Significant Research Progress in Material Applications Under High-Temperature Molten Salt Environments

Since 2024, the Alloy Process Group of the Molten Salt Mechanical Department, Shanghai Institute of Applied Physics(SINAP) has conducted systematic research on the service behavior of structural materials in high-temperature molten salt environments. The team has published three high-quality papers consecutively in internationally journals including Journal of Energy Storage and Materials, successfully addressing three key scientific challenges in material applications under high-temperature molten salt environments.

I. Revelation of the Critical Role of “Thermal-Induced Phase Transformation” in Molten Salt Corrosion

The effect of thermal-induced phase transformation on the corrosion behavior of Inconel 625 alloy in NaCl-KCl-MgCl₂ molten salt. Journal of Energy Storage, 100 (2024) 113456. https://doi.org/10.1016/j.est.2024.113456 (IF: 9.8)

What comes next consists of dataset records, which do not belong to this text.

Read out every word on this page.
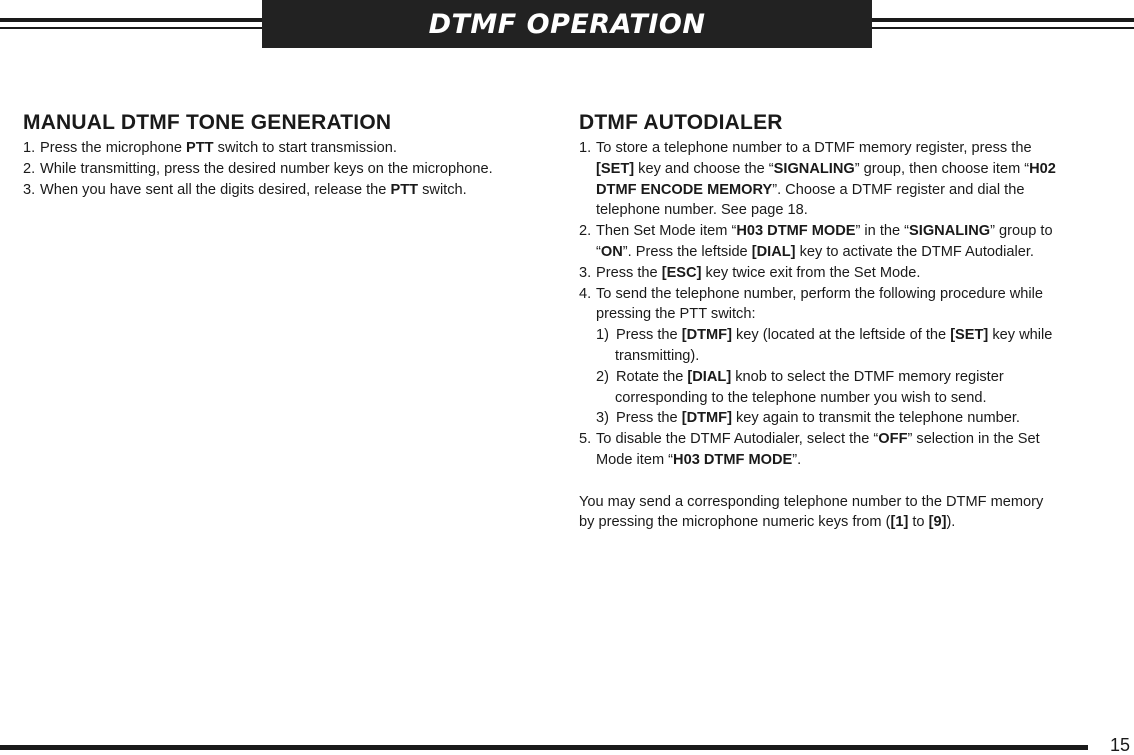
DTMF OPERATION
MANUAL DTMF TONE GENERATION
1. Press the microphone PTT switch to start transmission.
2. While transmitting, press the desired number keys on the microphone.
3. When you have sent all the digits desired, release the PTT switch.
DTMF AUTODIALER
1. To store a telephone number to a DTMF memory register, press the
[SET] key and choose the “SIGNALING” group, then choose item “H02
DTMF ENCODE MEMORY”. Choose a DTMF register and dial the
telephone number. See page 18.
2. Then Set Mode item “H03 DTMF MODE” in the “SIGNALING” group to
“ON”. Press the leftside [DIAL] key to activate the DTMF Autodialer.
3. Press the [ESC] key twice exit from the Set Mode.
4. To send the telephone number, perform the following procedure while
pressing the PTT switch:
1) Press the [DTMF] key (located at the leftside of the [SET] key while
transmitting).
2) Rotate the [DIAL] knob to select the DTMF memory register
corresponding to the telephone number you wish to send.
3) Press the [DTMF] key again to transmit the telephone number.
5. To disable the DTMF Autodialer, select the “OFF” selection in the Set
Mode item “H03 DTMF MODE”.
You may send a corresponding telephone number to the DTMF memory
by pressing the microphone numeric keys from ([1] to [9]).
15
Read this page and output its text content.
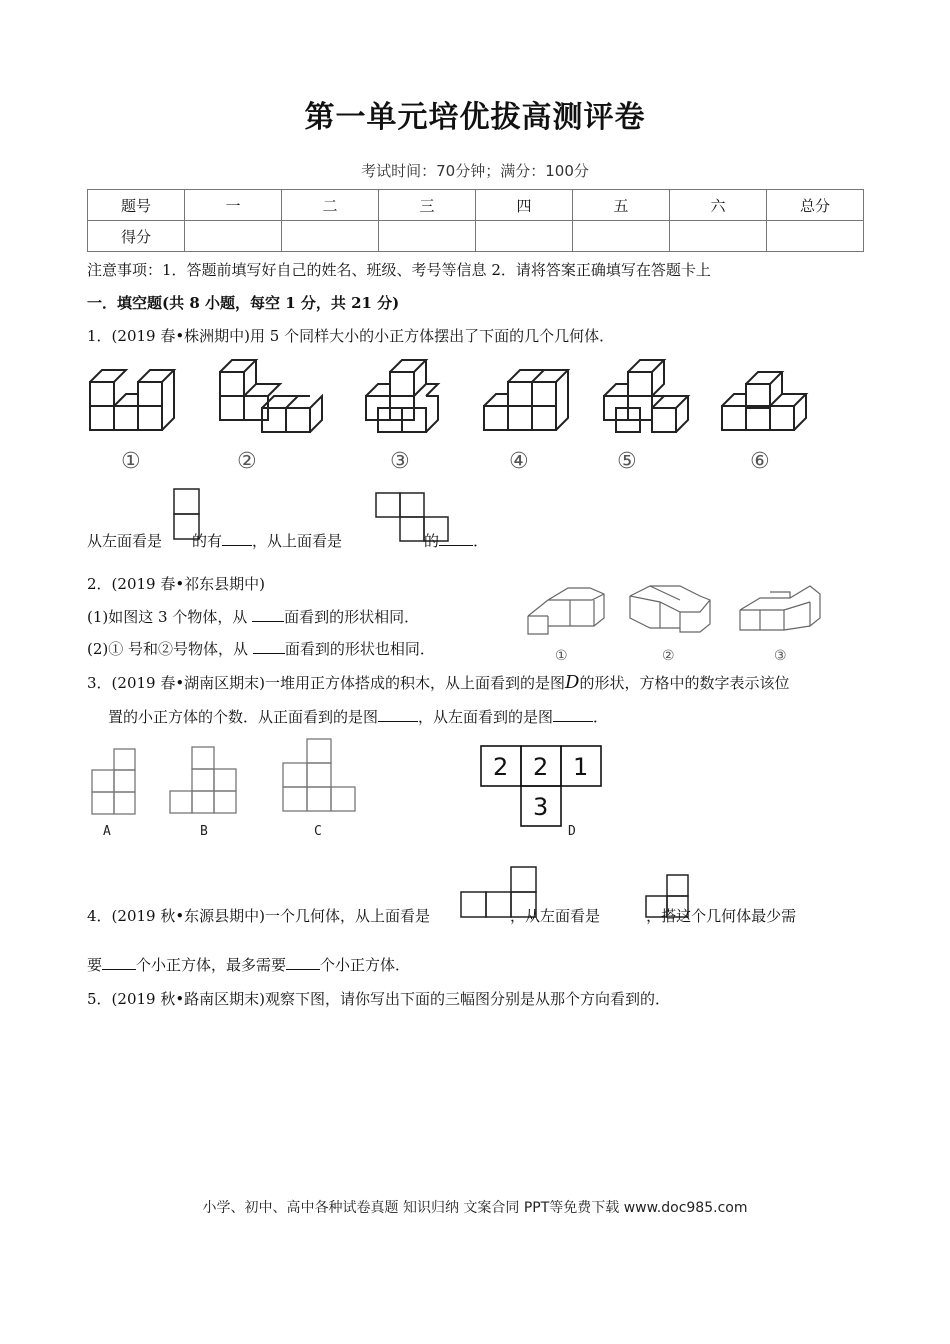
第一单元培优拔高测评卷
考试时间：70分钟；满分：100分
题号	一	二	三	四	五	六	总分
得分							
注意事项：1．答题前填写好自己的姓名、班级、考号等信息 2．请将答案正确填写在答题卡上
一．填空题(共 8 小题，每空 1 分，共 21 分)
1．(2019 春•株洲期中)用 5 个同样大小的小正方体摆出了下面的几个几何体．
①	②	③	④	⑤	⑥
从左面看是 的有 ，从上面看是	的 ．
2．(2019 春•祁东县期中)
(1)如图这 3 个物体，从 面看到的形状相同．
(2)① 号和②号物体，从 面看到的形状也相同．	①	②	③
3．(2019 春•湖南区期末)一堆用正方体搭成的积木，从上面看到的是图D的形状，方格中的数字表示该位
置的小正方体的个数．从正面看到的是图	，从左面看到的是图	．
A	B	C
2 2 1
3
D
4．(2019 秋•东源县期中)一个几何体，从上面看是	，从左面看是	，搭这个几何体最少需
要 个小正方体，最多需要 个小正方体．
5．(2019 秋•路南区期末)观察下图，请你写出下面的三幅图分别是从那个方向看到的．
小学、初中、高中各种试卷真题 知识归纳 文案合同 PPT等免费下载 www.doc985.com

This study first proposes that thermal-induced phase transformation is a non-negligible and critical factor during the high-temperature molten salt corrosion processes. The research discovered that in Inconel 625 alloy, long-term thermal exposure induces the precipitation of chain carbides at grain boundaries and the formation of needle-like δ phases. These phase-transformed structures act as preferential corrosion channels in the molten salt environment, significantly accelerating material degradation. The study explicitly points out that the thermal stability of materials should be a key design parameter in the design of alloys for molten salt service, providing new theoretical foundations for composition optimization and microstructure control of molten salt-resistant alloys.

II. A Novel Mechanical Evaluation Method Based on Decoupling Molten Salt Corrosion and Thermal Aging Effects

A new method to study the corrosion behavior in chloride salts and its effects on tensile properties. Journal of Energy Storage, 144 (2026) 119712. https://doi.org/10.1016/j.est.2025.119712 (IF: 9.8)

To address the long-standing challenge of distinguishing between molten salt corrosion and thermal aging effects, this study first introduces the concepts of "corrosion influence rate" and "aging influence rate," establishing a novel method to quantitatively decouple the individual effects of these two factors on mechanical properties. The results demonstrates that molten salt corrosion primarily acts on the material surface, inducing surface defects and crack initiation, which significantly reduces material elongation. Thermal aging, conversely, triggers internal phase transformations, exerting a more pronounced effect on material strength. This method provides a new research paradigm for distinguishing degradation mechanisms and evaluating service life under complex operating environments, facilitating understanding of the fundamental scientific nature of individual factors and demonstrating excellent potential for broader applications.

III. Systematic Comparison of Corrosion Behavior in Molten Salt Vapor, Liquid Phase, and Vapor-Liquid Interface

Corrosion behavior of 347H stainless steel in NaCl-KCl-MgCl₂ molten salt: vapor, liquid, and interface comparison. Materials, 18 (2025) 3412. https://doi.org/10.3390/ma18143412 (IF: 3.2)

This study, for the first time within a single system, compares the differences in corrosion behavior among three typical service regions: molten salt vapor, molten salt liquid phase, and the vapor-liquid interface. The findings reveal that corrosion is most severe in the molten salt vapor region; material corrosion is least severe within the molten salt liquid phase; and at the vapor-liquid interface, significant metal ion displacement and deposition phenomena occur, accompanied by enrichment of Fe and Cr elements. The study explicitly proposes that engineering design should pay particular attention to the corrosion failure risk posed by molten salt vapor to structural materials, providing important guidance for the structural layout and protection strategies of molten salt thermal energy storage devices and high-temperature molten salt systems.

In summary, the Alloy Process Group has conducted systematic research through the deep integration of materials science and molten salt chemistry. For the first time, the team has established a new framework for evaluating material service performance in high-temperature molten salt environments from three dimensions: thermal-induced phase transformation mechanisms, decoupling of mechanical property influencing factors, and zone-specific corrosion behavior in service environments. This work presents innovative solutions for the design and engineering application of structural materials in molten salt environments.

The first authors of these papers are Jinyao Jiang and Zhiwen Liu, jointly trained master's students of SINAP and Shanghai University (Supervisor: Prof. Huigai Li). The corresponding author is Dr. Jianping Liang of SINAP.